O que será trocado e o que será mantido é decisão da produtora e/ou da desenvolvedora. Algumas mudanças como conversão de unidades (a maior parte do mundo usa o sistema métrico, por exemplo, mas os EUA não) não causam tanto impacto, mas substituir nomes e expressões, trocar a arte da capa, substituir detalhes da história, tudo isso influencia e muito no produto final.
Muitas vezes o resultado obtido revela detalhes curiosos sobre a cultura de cada país, como a capa americana do jogo Samurai Warriors 3, na qual a roupa da personagem recebeu alguns centímetros a mais de tecido comparada à japonesa. Em outros casos personagens podem ser removidos ou substituídos para se adequarem a uma nova cultura.
Pensei que o texto fosse ser sobre o Brasil... - Leitor ligando para o PROCON.
Calma lá, caro leitor, estamos chegando na parte que nos diz respeito!
No início da indústria de videogames, uma época de Ataris, Intellivions e similares, vários jogos chegaram a ser lançados oficialmente por aqui, muitas vezes com os manuais e embalagens traduzidas, algumas até melhores que as originais. Empresas brasileiras chegaram a lançar suas próprias versões desses consoles, e por isso nosso país tem muito conteúdo diferenciado (e raro) dessa época da história dos videogames.

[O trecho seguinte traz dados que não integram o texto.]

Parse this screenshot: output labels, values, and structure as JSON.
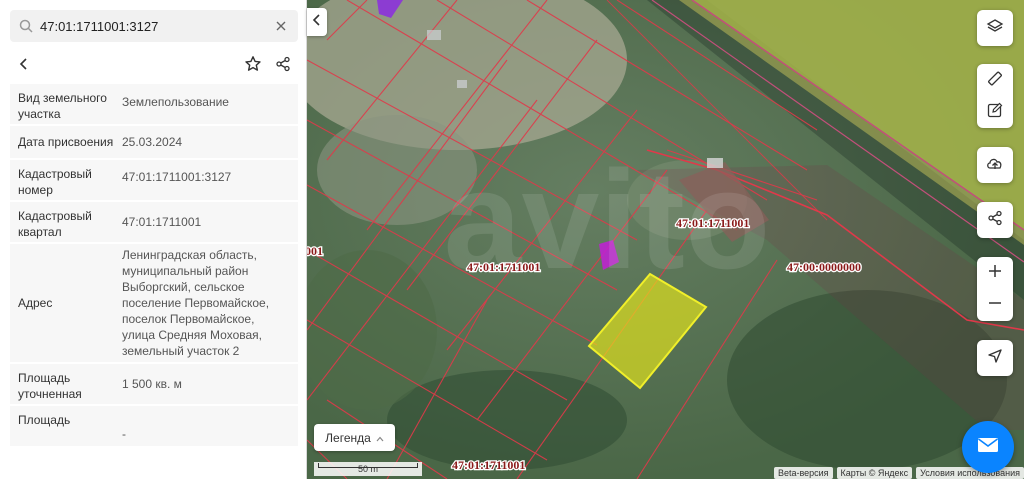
{
  "search": {
    "value": "47:01:1711001:3127"
  },
  "details": [
    {
      "label": "Вид земельного участка",
      "value": "Землепользование"
    },
    {
      "label": "Дата присвоения",
      "value": "25.03.2024"
    },
    {
      "label": "Кадастровый номер",
      "value": "47:01:1711001:3127"
    },
    {
      "label": "Кадастровый квартал",
      "value": "47:01:1711001"
    },
    {
      "label": "Адрес",
      "value": "Ленинградская область, муниципальный район Выборгский, сельское поселение Первомайское, поселок Первомайское, улица Средняя Моховая, земельный участок 2"
    },
    {
      "label": "Площадь уточненная",
      "value": "1 500 кв. м"
    },
    {
      "label": "Площадь",
      "value": "-"
    }
  ],
  "map": {
    "labels": {
      "quarter_left": "47:01:1711001",
      "quarter_right": "47:01:1711001",
      "quarter_bottom": "47:01:1711001",
      "quarter_edge": "001",
      "district": "47:00:0000000"
    },
    "legend_label": "Легенда",
    "scale_label": "50 m",
    "attribution": {
      "beta": "Beta-версия",
      "maps": "Карты © Яндекс",
      "terms": "Условия использования"
    },
    "colors": {
      "selected_parcel": "#e8e81a",
      "parcel_border": "#e0394a",
      "purple_parcel": "#c21ed6"
    }
  },
  "icons": {
    "search": "search-icon",
    "clear": "close-icon",
    "back": "chevron-left-icon",
    "favorite": "star-icon",
    "share": "share-icon",
    "layers": "layers-icon",
    "ruler": "ruler-icon",
    "edit": "edit-icon",
    "upload": "cloud-upload-icon",
    "map_share": "share-icon",
    "zoom_in": "plus-icon",
    "zoom_out": "minus-icon",
    "locate": "location-arrow-icon",
    "chat": "mail-icon"
  }
}
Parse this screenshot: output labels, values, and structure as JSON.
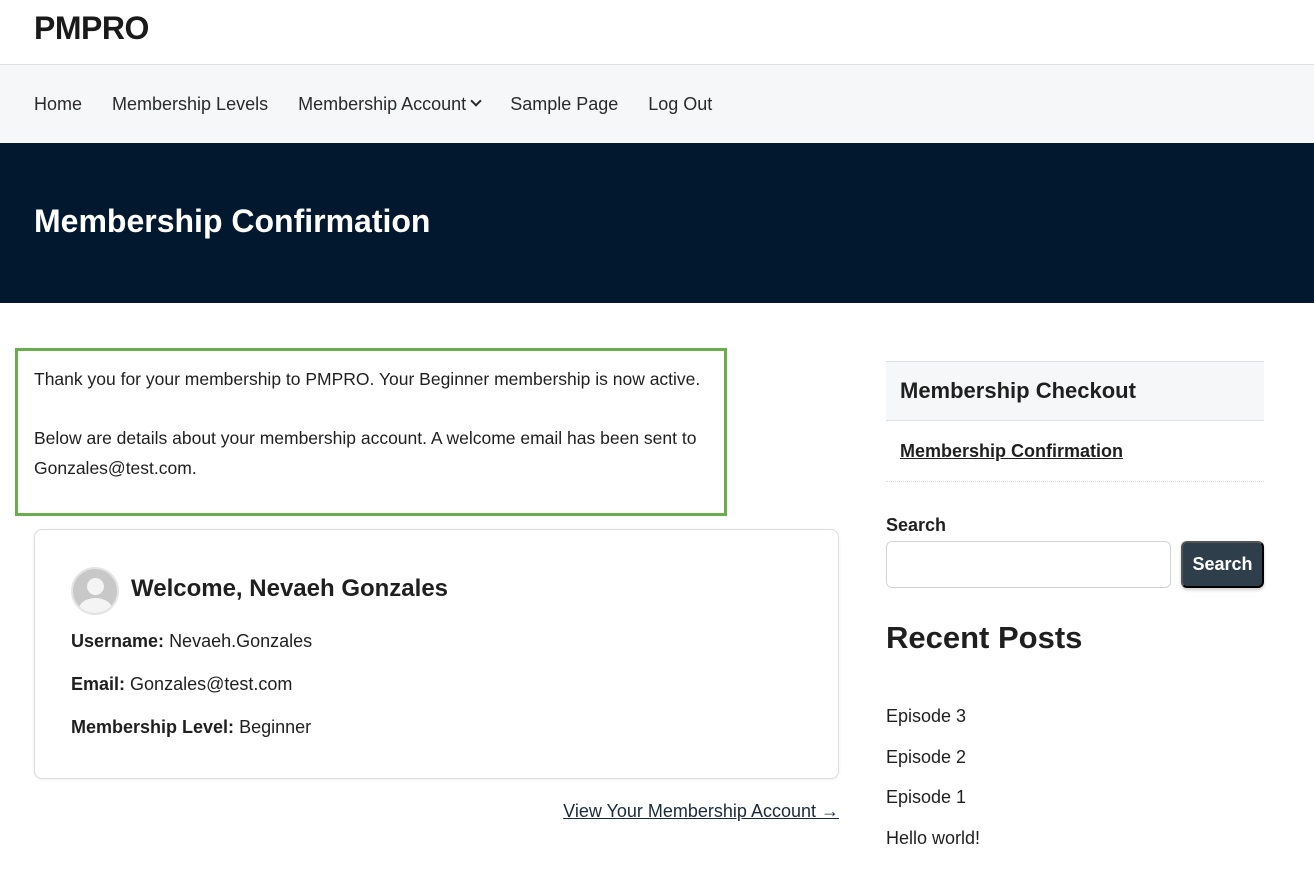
{
  "site": {
    "title": "PMPRO"
  },
  "nav": {
    "items": [
      {
        "label": "Home"
      },
      {
        "label": "Membership Levels"
      },
      {
        "label": "Membership Account",
        "has_dropdown": true
      },
      {
        "label": "Sample Page"
      },
      {
        "label": "Log Out"
      }
    ]
  },
  "hero": {
    "title": "Membership Confirmation"
  },
  "confirmation": {
    "p1": "Thank you for your membership to PMPRO. Your Beginner membership is now active.",
    "p2": "Below are details about your membership account. A welcome email has been sent to Gonzales@test.com."
  },
  "account": {
    "welcome": "Welcome, Nevaeh Gonzales",
    "username_label": "Username:",
    "username": "Nevaeh.Gonzales",
    "email_label": "Email:",
    "email": "Gonzales@test.com",
    "level_label": "Membership Level:",
    "level": "Beginner",
    "view_link": "View Your Membership Account →"
  },
  "sidebar": {
    "nav_title": "Membership Checkout",
    "nav_link": "Membership Confirmation",
    "search_label": "Search",
    "search_value": "",
    "search_button": "Search",
    "recent_title": "Recent Posts",
    "recent_posts": [
      "Episode 3",
      "Episode 2",
      "Episode 1",
      "Hello world!"
    ]
  },
  "colors": {
    "hero_bg": "#02182e",
    "accent_border": "#6aad4b",
    "button_bg": "#2f3e4b"
  }
}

Na época em que Nintendo e Sega possuíam representação oficial no Brasil, muito conteúdo localizado também foi criado. Um dos exemplos mais conhecidos é o jogo para Mega Drive, Turma da Mônica na Terra dos Monstros, uma modificação do game Wonder Boy in Monster World realizada pela Tec Toy. E The Legend of Zelda: Ocarina of Time, recebeu um manual em português.
Depois que a Tec Toy e a Gradiente pararam de representar a Sega e a Nintendo, respectivamente, os consoles de mesa e portáteis tiveram um hiato na localização de jogos, que nos computadores continuou forte graças a presença de grandes empresas fabricando os discos por aqui, como a EA e a Microsoft.
Esta última, aliás, tem sido uma das principais responsáveis pela volta da presença de jogos em nossa língua materna, com vários títulos de Xbox 360 traduzidos, estratégia que vem sendo seguida pela Sony. Já a Nintendo, menos ativa nessa área, lançou o sistema do 3DS em português e supostamente estaria contratando profissionais para tradução e localização de seus jogos para o mercado brasileiro. Além dessas, resta mencionar empresas que também vem realizando esse trabalho, como a Warner Games e a Blizzard.
Legendas vs. Dublagem
Um tema polêmico entre fãs de cinema, e que também pode ser discutido em relação a games, é a velha disputa entre legendas e dublagens. Cada lado tem argumentos fortes, que vou tentar listar aqui. No fim o ideal mesmo é que as duas opções estejam disponíveis e cada um possa escolher a que agrada mais.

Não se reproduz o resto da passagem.